“What you seek is something you already have”.

“I came across a nice zen story the other day. A man is looking for a fire. It’s night, so he sets off with a lighted lantern…In other words, what you seek is something you already have. You are carrying it, perhaps inside yourself”.
From Simon Barnes’ column in the Culture International section of the Sunday Times 5/3/2017.

I thought the above was a nice paragraph, and worth sharing.

Naughty old Admin has been getting my hopes up again – making me think there have been new readers. I haven’t written anything for a while, so decided to have a look at a couple of my previous posts, and of course the Stats. There have been a few views from the States, and one from Canada. (If I cared that much, I’d share the link somewhere, right?)

Just in case anyone ever wonders what happened about the hot water tank, we finally decided to get a smaller one. The tank we had was 300 litres, and seemed unnecessarily big as we have a second one which serves the West wing – (a small apartment) – and I thought if a smaller tank might save a few pennies off the electricity bill, it was worth a try. So we got a 200 litre one.

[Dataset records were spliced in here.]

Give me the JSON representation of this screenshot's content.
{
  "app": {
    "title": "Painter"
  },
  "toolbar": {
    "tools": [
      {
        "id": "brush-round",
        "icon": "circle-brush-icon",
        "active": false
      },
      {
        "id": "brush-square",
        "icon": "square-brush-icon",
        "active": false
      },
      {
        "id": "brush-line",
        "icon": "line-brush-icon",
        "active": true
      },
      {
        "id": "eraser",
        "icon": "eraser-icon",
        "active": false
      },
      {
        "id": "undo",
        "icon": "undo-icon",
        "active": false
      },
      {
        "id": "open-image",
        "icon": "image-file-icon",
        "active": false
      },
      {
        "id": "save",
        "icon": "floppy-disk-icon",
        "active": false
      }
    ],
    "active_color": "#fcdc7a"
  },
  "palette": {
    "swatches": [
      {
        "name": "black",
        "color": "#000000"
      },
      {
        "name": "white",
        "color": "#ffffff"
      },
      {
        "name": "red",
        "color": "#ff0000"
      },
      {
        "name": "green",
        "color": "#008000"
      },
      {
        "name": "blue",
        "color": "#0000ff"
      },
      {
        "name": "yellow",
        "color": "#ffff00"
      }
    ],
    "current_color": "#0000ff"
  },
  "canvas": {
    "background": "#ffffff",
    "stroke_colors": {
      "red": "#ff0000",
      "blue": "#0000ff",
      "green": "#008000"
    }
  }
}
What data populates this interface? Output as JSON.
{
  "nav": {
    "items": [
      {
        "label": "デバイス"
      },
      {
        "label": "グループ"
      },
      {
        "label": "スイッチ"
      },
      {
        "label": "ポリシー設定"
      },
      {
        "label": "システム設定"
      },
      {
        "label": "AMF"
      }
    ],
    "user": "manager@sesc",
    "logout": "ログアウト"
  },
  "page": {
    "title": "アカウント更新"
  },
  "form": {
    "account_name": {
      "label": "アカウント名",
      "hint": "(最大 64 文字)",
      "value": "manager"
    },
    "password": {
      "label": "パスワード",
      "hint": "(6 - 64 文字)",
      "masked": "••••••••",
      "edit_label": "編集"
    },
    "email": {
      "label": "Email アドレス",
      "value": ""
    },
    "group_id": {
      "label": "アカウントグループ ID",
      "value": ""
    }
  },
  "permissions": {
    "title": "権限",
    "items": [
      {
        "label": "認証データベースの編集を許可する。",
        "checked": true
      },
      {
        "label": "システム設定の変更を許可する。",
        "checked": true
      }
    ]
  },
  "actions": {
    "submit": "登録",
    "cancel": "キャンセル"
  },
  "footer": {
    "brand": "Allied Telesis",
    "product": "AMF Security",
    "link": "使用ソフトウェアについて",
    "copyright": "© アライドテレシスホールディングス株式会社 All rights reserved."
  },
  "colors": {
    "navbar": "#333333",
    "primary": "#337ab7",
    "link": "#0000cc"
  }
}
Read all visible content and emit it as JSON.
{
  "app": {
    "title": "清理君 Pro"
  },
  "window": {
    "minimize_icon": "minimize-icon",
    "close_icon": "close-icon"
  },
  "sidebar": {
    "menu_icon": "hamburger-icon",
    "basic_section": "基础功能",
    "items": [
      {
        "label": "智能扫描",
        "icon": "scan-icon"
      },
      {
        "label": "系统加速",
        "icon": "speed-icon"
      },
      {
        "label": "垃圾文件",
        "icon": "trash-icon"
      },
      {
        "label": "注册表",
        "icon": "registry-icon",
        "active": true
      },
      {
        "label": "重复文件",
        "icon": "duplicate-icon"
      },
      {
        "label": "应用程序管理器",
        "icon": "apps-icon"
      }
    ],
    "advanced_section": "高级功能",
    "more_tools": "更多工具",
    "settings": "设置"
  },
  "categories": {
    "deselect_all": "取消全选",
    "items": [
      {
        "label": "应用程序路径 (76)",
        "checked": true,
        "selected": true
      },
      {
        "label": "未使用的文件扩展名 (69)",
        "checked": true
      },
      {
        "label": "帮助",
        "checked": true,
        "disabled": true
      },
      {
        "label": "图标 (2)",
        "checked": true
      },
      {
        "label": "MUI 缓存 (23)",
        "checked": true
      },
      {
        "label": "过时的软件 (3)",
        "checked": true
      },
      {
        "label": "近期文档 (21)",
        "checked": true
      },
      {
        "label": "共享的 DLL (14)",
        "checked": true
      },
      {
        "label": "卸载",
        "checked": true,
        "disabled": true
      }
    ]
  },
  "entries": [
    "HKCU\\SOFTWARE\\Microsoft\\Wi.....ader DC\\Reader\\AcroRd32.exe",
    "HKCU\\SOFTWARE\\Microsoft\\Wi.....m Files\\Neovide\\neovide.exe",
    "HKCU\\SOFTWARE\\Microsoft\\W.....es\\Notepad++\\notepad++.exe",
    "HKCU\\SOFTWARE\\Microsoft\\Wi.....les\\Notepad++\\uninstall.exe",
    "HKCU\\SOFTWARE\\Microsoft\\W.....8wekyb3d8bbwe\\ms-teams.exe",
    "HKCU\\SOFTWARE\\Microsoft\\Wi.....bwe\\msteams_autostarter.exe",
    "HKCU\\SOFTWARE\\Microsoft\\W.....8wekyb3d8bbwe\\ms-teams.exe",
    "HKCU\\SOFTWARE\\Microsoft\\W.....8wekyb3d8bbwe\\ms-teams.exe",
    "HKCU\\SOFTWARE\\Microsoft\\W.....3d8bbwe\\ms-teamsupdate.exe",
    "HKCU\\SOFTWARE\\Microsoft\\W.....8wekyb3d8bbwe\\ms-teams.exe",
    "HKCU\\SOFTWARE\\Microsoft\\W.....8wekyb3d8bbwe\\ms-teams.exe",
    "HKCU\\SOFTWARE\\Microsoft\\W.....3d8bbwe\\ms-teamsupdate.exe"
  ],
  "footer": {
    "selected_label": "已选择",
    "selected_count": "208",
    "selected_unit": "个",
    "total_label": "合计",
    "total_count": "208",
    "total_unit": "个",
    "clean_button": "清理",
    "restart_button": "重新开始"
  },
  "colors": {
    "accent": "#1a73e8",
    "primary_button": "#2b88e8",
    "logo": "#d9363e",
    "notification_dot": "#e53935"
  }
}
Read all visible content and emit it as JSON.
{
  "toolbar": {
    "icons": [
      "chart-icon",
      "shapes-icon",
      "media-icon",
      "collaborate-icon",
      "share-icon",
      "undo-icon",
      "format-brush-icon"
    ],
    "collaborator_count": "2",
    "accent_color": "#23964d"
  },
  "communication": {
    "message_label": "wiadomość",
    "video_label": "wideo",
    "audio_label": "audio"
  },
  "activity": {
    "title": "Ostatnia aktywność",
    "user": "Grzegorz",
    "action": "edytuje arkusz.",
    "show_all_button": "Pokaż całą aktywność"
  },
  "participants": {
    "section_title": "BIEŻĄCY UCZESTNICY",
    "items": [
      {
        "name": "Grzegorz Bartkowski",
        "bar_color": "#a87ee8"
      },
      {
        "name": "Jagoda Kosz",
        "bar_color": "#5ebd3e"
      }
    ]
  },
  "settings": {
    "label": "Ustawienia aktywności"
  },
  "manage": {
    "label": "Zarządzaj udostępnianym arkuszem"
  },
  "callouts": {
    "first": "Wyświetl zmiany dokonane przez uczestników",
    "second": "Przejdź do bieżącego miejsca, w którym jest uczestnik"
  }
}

It was my son who finally installed it, having also removed the old (kaput) tank. I was very good and kept out of the way, though I did get scared when I thought I heard pre-explosion rumblings coming from the basement one night after he had installed it.
Note to self: I must phone the Service d’Urbanisme to come and take away the old cylinder – it’s lying on the floor downstairs along with all the other breeding-overnight junk. Second note to self: I had better get someone to come and clean the second tank, before that goes up the spout too.
The water in this area is very hard, and the kettle soon fills up with limescale, so I can’t imagine what goes on inside a hot water tank.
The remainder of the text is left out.